Поэтому влияние соседних мусульманских народов, наложившись на внутренние социально-экономические причины, думается, оказало решающее влияние на принятие ингушами ислама. Особенно важным представляется здесь пример орстхоевцев-карабулаков, ставших мусульманами в конце XVIII в. и части их соплеменников, которая почти за сто лет до этого влилась в складывающуюся на Тарской долине ингушскую народность.
Встревоженная массовым обращением ингушей в мусульманство, кавказская администрация летом 1810 года перешла к решительным мерам, основное содержание которых предмет отдельного разговора.

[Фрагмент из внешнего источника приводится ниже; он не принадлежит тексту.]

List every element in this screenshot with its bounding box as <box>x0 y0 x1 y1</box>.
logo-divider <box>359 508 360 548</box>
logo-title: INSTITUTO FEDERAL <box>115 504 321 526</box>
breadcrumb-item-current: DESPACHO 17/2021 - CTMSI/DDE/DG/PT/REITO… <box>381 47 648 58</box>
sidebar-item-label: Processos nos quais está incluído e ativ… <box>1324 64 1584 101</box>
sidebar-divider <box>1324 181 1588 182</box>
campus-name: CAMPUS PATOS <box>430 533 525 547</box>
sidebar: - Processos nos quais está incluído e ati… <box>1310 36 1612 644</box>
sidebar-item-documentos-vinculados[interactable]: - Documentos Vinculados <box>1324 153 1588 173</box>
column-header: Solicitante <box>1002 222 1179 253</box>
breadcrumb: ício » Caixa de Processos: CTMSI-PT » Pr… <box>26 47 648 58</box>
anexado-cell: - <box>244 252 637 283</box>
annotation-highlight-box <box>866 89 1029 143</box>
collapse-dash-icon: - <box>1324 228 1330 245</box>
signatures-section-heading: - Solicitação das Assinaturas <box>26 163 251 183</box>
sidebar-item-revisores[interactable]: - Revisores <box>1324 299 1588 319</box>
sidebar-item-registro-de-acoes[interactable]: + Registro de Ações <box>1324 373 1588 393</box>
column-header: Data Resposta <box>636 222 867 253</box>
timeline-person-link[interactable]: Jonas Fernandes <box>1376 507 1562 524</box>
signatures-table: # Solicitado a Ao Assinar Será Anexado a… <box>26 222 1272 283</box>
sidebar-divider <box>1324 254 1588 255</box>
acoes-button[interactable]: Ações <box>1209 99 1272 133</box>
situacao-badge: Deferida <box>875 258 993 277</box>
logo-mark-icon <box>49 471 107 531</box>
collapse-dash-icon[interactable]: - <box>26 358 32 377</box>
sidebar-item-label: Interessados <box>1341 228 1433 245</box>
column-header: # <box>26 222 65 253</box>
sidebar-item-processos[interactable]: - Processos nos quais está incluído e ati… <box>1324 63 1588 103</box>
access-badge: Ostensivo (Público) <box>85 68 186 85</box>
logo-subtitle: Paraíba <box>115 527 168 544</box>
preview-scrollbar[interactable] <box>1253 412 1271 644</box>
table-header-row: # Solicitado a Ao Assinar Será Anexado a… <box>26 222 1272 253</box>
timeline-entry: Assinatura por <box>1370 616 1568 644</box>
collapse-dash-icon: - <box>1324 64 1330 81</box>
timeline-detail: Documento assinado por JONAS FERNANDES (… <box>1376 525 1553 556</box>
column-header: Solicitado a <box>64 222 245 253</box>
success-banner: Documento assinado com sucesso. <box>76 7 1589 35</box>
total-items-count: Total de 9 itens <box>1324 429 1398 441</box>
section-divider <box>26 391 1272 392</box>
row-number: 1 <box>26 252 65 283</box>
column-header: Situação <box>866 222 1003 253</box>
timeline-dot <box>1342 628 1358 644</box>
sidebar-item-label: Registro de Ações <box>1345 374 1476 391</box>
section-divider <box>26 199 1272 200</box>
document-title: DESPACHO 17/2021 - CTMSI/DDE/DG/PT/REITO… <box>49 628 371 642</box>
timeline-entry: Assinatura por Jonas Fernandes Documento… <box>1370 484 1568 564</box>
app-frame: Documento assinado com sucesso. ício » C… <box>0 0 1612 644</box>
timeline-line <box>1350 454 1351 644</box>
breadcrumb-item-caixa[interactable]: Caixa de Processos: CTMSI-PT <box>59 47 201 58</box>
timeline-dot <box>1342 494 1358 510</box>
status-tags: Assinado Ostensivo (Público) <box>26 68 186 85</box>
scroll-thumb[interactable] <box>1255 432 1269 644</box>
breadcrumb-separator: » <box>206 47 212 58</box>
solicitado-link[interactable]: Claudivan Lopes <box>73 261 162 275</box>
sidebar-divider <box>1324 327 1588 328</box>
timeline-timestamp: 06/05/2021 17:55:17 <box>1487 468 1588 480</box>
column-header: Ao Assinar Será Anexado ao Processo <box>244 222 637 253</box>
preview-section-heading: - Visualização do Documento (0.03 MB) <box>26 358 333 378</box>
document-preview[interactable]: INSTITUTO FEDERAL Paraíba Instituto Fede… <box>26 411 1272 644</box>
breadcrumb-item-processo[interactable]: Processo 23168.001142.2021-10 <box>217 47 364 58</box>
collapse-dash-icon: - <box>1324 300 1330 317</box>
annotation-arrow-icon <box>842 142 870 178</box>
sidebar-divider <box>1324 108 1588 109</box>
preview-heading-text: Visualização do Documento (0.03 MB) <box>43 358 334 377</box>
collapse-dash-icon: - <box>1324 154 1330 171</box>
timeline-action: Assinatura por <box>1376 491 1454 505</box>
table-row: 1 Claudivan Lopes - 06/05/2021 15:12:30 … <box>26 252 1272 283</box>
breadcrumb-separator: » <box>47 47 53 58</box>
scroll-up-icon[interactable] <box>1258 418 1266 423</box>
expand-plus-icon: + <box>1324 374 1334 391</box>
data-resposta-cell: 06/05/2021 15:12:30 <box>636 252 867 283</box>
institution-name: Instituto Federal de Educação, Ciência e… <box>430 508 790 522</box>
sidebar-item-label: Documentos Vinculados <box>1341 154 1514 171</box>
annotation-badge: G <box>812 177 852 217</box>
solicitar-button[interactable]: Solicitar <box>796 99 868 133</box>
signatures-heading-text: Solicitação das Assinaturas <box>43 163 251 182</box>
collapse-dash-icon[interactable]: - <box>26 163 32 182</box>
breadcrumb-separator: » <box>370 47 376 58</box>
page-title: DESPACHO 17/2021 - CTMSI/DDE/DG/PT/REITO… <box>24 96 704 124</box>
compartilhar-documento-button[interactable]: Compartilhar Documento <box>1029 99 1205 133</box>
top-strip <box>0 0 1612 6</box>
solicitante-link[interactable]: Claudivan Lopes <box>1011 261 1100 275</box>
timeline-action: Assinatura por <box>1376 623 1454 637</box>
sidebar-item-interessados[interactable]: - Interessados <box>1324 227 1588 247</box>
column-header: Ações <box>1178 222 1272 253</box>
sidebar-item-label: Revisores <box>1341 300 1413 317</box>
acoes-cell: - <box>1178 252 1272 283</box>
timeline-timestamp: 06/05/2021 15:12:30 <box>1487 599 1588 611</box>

Суть их свелась к тому, что назрановских ингушей вынуждали вновь „переселиться в окружность поблизости крепости Владикавказской, быть верными, истребить мечети и выгнать от себя мулл мухаммеданского закона, проповедников и учителей». Вместе с тем, главнокомандующим российскими войсками на Кавказе новому коменданту Владикавказа генералу Дельпоццо было дано указание, поскольку „оный народ (т.е. ингуши — Т.М.), будучи еще не твердо укоренен в мухаммеданской религии, может обращен быть в христианскую веру… стараться привесть сие предположение сколь можно скорее в действие».
Однако процесс христианизации ингушей, по признанию архиепископа Грузинского, с 70-х годов предыдущего столетия не имевший каких-либо успехов, после 1810 года был обречен на неудачу. „Административный нажим русских властей, — писал по этому поводу непревзойденный исследователь культуры нашего народа А.Н. Генко, — возымел то лишь последствие, что к прочим мотивам, содействовавшим переходу к мусульманству, присоединился новый и очень значительный: инстинкт национального самосохранения».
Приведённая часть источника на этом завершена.